2.9.7 External Security
Transaction processing services apply the following security measures to ensure the security of other entities with which they interact:
Support the mutual authentication feature of the protocol as specified in [MS-CMPO] when communicating over that protocol.
Establish all communication over HTTPS connections when using WS-AT.
Correctly execute the two-phase commit protocol so that all transaction participants experience well-regulated progress towards a common transaction outcome.
Do not allow transactions to stay in an in-doubt state for a longer period than the higher-layer business logic allows.

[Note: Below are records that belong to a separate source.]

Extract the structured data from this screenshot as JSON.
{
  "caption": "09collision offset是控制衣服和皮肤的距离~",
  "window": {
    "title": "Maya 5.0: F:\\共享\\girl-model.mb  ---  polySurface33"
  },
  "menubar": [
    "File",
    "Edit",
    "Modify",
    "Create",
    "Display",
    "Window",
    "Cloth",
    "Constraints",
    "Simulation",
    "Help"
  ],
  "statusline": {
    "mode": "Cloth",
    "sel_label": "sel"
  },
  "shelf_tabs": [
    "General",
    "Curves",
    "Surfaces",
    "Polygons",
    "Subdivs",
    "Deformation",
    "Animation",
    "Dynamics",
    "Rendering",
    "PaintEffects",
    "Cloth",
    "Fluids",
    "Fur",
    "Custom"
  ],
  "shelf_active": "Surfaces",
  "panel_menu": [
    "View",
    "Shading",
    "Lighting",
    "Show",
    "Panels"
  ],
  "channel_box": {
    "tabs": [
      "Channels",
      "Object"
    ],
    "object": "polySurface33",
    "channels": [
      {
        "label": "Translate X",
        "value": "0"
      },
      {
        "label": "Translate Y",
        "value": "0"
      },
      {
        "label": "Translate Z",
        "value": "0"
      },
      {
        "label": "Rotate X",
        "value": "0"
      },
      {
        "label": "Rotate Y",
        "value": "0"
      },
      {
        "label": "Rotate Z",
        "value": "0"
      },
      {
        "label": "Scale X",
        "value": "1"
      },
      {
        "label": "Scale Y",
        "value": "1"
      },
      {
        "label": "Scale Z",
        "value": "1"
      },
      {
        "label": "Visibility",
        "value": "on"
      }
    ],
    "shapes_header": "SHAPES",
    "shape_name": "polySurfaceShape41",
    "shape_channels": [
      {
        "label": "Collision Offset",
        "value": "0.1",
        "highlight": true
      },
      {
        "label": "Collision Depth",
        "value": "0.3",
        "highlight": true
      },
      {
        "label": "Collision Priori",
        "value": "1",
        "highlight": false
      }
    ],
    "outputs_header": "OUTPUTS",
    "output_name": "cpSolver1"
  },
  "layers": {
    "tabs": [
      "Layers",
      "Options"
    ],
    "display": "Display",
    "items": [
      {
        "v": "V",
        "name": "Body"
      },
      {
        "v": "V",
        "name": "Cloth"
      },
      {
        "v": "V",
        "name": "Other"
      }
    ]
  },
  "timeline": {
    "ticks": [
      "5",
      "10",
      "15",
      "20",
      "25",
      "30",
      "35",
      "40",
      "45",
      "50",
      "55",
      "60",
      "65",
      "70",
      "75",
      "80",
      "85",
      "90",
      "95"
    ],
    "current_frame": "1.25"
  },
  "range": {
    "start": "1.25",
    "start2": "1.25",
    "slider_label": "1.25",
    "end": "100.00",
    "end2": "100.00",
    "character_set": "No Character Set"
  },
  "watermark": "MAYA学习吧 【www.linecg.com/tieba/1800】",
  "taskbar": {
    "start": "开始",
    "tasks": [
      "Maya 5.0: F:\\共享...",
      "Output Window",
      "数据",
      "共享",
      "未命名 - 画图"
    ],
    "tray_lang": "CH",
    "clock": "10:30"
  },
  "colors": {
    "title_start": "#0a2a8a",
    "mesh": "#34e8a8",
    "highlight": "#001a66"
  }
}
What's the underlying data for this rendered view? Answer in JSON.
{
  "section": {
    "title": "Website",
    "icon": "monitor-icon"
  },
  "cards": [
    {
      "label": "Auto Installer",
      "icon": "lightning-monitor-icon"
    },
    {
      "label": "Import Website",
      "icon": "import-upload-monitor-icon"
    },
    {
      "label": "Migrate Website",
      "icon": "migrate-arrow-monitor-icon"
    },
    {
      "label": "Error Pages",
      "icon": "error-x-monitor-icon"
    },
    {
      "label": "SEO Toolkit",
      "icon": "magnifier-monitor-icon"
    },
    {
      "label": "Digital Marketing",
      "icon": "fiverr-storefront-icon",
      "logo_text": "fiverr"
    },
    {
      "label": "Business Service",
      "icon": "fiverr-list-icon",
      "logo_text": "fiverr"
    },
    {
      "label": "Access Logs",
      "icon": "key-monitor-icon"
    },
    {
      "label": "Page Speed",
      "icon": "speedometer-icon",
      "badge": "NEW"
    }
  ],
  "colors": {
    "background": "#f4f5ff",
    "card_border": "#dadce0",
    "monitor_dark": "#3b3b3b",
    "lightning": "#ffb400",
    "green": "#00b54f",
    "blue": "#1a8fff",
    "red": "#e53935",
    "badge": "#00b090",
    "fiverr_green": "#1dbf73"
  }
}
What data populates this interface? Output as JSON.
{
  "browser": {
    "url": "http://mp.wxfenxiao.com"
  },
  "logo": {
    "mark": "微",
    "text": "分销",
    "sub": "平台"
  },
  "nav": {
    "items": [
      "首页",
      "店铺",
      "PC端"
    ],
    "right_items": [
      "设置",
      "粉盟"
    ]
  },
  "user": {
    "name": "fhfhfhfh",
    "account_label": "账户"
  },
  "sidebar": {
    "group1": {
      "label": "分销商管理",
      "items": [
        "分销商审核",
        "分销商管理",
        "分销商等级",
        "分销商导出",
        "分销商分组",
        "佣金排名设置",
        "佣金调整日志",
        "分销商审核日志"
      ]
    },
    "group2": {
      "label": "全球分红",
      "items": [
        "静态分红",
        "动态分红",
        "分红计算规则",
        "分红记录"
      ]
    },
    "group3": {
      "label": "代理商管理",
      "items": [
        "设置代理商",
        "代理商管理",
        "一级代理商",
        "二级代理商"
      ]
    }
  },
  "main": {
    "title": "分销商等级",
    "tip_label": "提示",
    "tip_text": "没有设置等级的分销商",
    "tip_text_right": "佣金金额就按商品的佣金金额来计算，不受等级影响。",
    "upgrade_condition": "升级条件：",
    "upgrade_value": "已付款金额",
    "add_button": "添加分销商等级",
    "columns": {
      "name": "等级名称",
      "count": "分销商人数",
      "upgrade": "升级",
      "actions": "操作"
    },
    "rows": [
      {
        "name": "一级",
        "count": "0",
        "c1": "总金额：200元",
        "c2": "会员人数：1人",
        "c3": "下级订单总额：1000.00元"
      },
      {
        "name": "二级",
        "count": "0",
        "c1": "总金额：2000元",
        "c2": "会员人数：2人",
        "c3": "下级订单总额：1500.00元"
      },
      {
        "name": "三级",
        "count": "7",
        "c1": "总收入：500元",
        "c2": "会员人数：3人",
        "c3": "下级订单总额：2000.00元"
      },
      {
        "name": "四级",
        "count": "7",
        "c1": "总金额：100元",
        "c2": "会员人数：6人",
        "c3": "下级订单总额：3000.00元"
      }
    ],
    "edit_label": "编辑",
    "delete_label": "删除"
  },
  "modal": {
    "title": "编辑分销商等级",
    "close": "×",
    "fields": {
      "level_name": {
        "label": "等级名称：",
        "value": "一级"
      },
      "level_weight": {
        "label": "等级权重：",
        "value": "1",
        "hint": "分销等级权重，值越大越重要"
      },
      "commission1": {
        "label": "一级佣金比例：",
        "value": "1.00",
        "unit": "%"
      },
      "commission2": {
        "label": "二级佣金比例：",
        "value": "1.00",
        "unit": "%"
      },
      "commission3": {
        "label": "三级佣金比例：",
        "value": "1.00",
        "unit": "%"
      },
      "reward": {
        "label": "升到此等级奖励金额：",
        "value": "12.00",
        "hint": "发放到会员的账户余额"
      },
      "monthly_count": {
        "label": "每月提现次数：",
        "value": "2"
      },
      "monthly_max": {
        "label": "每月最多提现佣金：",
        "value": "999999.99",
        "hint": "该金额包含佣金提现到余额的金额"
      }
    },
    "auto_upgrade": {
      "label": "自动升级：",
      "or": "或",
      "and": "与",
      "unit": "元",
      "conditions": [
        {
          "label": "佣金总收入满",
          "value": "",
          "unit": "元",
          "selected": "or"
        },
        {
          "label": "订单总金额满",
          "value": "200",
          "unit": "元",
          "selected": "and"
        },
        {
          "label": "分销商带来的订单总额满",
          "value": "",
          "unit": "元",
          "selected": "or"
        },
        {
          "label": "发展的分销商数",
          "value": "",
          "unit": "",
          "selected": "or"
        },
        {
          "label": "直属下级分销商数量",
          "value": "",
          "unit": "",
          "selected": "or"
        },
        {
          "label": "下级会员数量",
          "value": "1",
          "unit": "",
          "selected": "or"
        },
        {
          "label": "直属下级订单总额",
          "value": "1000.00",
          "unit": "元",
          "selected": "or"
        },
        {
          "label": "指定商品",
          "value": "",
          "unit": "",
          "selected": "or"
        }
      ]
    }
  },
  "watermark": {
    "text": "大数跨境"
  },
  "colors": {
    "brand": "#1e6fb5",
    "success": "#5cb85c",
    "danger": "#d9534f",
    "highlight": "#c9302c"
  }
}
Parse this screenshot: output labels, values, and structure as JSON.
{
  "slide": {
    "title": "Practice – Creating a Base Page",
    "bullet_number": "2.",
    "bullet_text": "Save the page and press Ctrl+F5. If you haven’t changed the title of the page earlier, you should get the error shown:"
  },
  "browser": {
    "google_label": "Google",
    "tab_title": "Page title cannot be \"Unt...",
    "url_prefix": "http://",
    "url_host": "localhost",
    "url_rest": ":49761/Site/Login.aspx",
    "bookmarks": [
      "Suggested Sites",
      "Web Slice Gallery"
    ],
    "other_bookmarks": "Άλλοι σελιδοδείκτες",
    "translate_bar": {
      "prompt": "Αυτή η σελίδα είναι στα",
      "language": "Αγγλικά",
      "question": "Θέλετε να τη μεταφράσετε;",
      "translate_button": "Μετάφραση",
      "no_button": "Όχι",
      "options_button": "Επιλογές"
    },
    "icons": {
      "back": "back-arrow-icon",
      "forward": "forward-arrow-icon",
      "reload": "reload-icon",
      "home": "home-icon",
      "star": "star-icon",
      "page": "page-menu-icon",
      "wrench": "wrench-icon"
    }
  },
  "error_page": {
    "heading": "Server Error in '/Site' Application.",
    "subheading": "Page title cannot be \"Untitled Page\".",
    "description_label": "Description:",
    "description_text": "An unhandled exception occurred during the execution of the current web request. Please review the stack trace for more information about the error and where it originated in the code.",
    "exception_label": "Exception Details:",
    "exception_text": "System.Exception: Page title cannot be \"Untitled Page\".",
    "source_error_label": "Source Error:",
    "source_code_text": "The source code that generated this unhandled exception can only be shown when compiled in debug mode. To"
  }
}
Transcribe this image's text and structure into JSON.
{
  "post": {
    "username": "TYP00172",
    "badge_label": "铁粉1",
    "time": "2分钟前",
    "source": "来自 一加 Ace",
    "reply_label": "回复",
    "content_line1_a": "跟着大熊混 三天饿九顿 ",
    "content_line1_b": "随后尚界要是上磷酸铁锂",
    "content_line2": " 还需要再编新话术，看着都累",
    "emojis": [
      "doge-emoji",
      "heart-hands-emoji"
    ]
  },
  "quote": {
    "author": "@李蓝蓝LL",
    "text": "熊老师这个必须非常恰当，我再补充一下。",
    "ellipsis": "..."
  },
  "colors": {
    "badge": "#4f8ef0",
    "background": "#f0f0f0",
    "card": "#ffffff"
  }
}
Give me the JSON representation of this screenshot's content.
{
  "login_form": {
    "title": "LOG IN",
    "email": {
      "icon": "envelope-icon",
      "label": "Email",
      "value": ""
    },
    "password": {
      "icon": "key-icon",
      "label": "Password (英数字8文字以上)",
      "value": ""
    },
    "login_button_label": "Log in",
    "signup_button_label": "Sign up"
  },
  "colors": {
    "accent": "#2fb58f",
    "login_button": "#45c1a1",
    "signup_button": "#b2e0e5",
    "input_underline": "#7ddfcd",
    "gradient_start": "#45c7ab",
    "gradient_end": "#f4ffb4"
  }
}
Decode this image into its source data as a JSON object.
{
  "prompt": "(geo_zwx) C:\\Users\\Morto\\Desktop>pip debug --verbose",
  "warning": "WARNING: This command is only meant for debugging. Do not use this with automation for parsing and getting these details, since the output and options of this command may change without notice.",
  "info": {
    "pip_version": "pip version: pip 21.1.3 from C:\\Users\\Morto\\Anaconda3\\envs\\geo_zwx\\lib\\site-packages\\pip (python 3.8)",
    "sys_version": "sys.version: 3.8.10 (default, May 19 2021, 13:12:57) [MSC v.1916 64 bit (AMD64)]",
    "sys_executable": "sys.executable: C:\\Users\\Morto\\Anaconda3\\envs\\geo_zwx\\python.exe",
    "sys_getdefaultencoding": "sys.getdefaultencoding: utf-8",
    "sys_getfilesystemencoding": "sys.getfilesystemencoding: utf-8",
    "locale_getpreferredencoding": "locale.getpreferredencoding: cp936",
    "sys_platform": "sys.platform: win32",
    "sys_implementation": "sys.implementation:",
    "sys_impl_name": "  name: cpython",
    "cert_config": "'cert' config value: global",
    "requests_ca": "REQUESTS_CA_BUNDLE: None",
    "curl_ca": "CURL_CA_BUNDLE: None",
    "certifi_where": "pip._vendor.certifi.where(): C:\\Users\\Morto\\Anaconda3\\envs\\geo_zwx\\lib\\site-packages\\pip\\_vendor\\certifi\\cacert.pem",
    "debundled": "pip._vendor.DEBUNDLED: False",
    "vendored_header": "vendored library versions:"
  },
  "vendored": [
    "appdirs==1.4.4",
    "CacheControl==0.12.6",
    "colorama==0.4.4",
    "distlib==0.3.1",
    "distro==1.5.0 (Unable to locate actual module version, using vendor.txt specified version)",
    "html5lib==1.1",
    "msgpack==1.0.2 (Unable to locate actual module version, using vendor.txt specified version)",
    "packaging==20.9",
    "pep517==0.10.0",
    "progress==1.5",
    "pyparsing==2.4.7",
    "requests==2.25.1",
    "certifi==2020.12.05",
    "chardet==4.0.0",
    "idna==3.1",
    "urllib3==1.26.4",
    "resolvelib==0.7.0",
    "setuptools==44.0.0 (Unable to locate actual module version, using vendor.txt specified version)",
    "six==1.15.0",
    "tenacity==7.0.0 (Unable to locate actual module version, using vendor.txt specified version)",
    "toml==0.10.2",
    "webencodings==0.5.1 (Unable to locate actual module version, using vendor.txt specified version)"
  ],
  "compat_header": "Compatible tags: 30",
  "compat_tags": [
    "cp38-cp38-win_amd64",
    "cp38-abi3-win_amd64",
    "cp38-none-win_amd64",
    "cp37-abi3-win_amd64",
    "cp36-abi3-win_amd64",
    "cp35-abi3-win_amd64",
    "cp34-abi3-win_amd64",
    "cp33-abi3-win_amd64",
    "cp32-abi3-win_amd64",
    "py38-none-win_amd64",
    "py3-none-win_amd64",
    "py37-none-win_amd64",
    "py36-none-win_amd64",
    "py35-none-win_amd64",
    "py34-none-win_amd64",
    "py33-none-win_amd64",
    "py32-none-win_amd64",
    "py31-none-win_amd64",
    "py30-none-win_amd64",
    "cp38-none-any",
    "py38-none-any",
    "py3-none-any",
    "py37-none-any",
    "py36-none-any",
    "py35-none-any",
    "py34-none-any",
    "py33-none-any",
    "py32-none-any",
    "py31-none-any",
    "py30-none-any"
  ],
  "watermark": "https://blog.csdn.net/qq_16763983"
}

The other entities that interact with this system have to apply the following security measures to ensure their own security during interactions with this system:
If the other entity is a resource manager or a transaction manager, it takes security measures similar to those as described in Transaction Information Security (section 2.9.1), System Configuration Security (section 2.9.2), Message Security (section 2.9.3), and Event Security (section 2.9.4).
Support the mutual authentication feature of the protocol as specified in [MS-CMPO] where applicable, when communicating with transaction processing services.
Establish all communication over HTTPS connections when using WS-AT.
Correctly execute the two-phase commit protocol so that other transaction participants experience well-regulated progress towards a common transaction outcome.
Do not allow transactions to stay in an in-doubt state for a longer period than the higher-layer business logic allows.